Daniel Craig związał się w ten sposób z wytwórnią MGM aż na dziesięć lat. Przez ten czas na graniu Bonda zarobi 60 milionów dolarów. Ale jego zarobki będą także uzależnione od tego, jakim powodzeniem będą się cieszyć kolejne części przygód agenta 007 - pisze "The Daily Mail".

Reklama

39-letniego Craiga po raz pierwszy mogliśmy zobaczyć w roli agenta Jej Królewskiej Mości w filmie "Casino Royale". 21. część przyniosła wytwórni MGM zyski, jakich nie dał jej żaden z poprzednich obrazów o Jamesie Bondzie. I tak będzie z każdym następnym filmem - oceniają eksperci.

Wiadomo już, że za niemal dokładnie 12 miesięcy - 7 listopada 2008 roku - na ekrany kin trafi kolejna część opowieści o agencie 007. Rzecz jasna z Craigiem w roli głównej.

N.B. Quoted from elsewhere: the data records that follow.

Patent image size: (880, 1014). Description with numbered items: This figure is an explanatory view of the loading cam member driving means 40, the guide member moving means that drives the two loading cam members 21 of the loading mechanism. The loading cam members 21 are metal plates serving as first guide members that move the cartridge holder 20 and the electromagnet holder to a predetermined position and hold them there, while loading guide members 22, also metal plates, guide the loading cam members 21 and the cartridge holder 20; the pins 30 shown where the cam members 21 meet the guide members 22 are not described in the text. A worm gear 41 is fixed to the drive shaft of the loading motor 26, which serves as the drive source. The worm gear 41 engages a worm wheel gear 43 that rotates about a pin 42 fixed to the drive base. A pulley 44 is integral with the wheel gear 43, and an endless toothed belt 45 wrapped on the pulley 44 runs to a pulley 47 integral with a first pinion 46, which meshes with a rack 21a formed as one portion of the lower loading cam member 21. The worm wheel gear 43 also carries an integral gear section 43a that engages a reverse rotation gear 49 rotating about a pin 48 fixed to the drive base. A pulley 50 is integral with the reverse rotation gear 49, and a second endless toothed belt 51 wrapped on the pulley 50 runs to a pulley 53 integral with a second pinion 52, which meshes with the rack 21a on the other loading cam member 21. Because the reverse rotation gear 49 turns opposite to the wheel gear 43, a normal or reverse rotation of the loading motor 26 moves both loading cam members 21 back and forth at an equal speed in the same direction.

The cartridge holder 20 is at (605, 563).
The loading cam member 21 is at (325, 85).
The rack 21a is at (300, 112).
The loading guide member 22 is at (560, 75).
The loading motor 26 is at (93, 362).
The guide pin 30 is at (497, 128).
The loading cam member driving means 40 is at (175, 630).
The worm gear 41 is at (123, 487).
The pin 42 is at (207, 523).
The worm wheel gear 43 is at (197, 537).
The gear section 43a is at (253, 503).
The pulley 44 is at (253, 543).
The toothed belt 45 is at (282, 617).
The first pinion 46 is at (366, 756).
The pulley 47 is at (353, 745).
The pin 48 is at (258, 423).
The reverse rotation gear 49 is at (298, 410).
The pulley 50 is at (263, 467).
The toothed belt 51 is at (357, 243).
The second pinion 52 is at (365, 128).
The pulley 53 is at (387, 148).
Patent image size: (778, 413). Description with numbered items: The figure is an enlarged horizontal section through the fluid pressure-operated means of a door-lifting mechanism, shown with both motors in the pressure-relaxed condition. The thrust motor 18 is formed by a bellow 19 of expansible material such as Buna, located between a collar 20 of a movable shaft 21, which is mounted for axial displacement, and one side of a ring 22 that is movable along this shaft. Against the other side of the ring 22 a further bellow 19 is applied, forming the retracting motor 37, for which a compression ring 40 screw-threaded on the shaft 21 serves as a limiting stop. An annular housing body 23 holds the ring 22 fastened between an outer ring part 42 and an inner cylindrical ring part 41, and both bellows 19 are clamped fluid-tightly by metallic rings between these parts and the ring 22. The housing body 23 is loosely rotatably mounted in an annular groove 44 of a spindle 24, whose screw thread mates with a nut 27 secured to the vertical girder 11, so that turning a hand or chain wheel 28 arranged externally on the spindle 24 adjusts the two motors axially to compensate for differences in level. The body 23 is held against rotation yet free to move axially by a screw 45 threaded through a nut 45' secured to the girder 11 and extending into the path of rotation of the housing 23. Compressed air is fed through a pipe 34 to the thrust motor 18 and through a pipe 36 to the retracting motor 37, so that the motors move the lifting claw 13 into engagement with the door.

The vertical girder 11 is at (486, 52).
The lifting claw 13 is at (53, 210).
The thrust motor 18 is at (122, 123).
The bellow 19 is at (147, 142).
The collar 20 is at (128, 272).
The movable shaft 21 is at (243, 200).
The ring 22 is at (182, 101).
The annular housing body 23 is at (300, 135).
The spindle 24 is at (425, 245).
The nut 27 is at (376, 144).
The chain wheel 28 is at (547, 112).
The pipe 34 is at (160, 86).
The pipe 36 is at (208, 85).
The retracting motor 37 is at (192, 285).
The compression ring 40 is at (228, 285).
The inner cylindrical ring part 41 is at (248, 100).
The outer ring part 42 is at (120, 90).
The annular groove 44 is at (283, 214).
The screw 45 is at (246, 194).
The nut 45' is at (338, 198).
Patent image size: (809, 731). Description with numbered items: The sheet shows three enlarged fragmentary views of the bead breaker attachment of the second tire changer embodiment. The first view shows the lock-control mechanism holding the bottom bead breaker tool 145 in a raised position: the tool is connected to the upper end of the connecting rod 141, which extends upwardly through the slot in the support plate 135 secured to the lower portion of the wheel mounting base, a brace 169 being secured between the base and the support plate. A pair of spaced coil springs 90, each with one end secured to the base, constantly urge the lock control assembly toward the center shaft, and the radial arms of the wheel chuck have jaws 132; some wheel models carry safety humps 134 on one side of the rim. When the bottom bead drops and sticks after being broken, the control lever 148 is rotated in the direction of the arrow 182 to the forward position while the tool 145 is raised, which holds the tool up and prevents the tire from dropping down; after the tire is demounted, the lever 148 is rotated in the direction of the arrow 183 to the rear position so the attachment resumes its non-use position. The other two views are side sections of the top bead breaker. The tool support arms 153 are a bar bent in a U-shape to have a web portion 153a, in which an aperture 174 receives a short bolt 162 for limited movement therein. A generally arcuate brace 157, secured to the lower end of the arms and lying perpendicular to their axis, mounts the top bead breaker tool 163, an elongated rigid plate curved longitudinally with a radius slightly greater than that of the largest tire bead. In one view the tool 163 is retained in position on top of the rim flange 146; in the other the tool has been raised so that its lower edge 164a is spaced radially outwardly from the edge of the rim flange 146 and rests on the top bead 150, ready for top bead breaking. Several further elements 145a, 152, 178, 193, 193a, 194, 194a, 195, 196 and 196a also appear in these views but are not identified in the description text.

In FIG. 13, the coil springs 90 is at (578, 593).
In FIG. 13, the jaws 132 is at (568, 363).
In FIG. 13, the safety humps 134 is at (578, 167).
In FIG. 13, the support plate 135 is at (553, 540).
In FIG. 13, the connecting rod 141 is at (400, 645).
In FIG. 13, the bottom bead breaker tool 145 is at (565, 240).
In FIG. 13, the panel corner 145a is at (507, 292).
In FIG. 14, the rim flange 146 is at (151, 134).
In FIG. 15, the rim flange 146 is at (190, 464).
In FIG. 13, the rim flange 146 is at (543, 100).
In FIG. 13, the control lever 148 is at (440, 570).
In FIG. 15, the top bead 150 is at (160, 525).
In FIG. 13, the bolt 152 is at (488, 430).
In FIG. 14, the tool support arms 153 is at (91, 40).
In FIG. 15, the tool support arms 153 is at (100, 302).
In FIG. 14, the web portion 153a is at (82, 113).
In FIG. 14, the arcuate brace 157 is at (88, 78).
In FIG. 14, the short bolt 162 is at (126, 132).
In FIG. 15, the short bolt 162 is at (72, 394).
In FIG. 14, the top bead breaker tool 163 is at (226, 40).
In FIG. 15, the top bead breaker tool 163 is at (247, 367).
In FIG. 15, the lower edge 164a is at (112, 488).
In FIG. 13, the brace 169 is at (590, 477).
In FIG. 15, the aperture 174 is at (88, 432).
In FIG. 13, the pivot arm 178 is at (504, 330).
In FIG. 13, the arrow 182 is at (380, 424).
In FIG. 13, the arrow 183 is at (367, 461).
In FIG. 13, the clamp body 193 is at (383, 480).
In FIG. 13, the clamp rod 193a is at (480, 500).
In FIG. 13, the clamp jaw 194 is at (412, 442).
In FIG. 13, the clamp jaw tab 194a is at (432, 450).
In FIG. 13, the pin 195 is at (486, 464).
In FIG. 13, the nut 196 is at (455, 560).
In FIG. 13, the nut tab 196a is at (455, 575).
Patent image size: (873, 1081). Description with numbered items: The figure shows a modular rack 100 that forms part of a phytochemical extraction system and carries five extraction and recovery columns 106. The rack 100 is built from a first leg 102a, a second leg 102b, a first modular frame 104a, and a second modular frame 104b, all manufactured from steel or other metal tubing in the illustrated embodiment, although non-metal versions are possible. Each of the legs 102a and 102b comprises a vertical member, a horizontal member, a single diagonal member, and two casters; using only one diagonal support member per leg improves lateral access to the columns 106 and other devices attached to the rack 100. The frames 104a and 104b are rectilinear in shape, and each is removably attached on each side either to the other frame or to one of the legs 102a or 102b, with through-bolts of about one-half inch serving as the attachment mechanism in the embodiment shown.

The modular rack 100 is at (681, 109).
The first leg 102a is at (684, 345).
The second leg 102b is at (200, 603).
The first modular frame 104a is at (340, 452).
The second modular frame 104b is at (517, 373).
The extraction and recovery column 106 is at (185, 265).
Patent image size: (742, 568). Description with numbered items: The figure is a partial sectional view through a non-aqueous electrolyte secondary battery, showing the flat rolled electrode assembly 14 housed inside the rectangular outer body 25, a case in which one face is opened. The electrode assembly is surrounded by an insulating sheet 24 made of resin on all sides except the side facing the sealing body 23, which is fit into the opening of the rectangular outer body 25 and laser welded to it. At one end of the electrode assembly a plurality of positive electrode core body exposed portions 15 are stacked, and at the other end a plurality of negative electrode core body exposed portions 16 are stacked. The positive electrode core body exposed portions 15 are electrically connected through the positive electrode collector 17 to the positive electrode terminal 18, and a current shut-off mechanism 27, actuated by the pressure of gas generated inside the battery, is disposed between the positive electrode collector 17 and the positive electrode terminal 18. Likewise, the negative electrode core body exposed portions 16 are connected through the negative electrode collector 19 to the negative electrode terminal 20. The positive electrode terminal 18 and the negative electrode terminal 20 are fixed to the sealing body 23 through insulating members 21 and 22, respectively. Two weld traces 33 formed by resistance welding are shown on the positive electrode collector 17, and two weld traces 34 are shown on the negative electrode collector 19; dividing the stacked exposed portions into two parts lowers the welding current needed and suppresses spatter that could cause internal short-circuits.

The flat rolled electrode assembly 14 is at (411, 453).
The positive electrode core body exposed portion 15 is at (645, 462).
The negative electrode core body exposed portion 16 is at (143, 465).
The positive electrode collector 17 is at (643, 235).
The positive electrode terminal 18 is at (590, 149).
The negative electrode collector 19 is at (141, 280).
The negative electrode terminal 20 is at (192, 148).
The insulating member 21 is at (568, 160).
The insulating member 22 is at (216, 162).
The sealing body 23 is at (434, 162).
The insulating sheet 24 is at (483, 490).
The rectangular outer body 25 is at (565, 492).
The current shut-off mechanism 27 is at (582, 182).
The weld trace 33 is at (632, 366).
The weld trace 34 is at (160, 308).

Ciekawe, czy jego gra będzie oceniona równie dobrze jak w przypadku "Casino Royale". Choć gdy jeszcze trwały zdjęcia, krytycy kręcili nosem, że Craig wyglądem przypomina farmera, i do tego ma blond włosy.

Wygląda na to, że przystojny Brytyjczyk właśnie z serią o Bondzie wiąże swoją karierę. Gdy skończy się jego kontrakt z MGM, będzie miał 50 lat.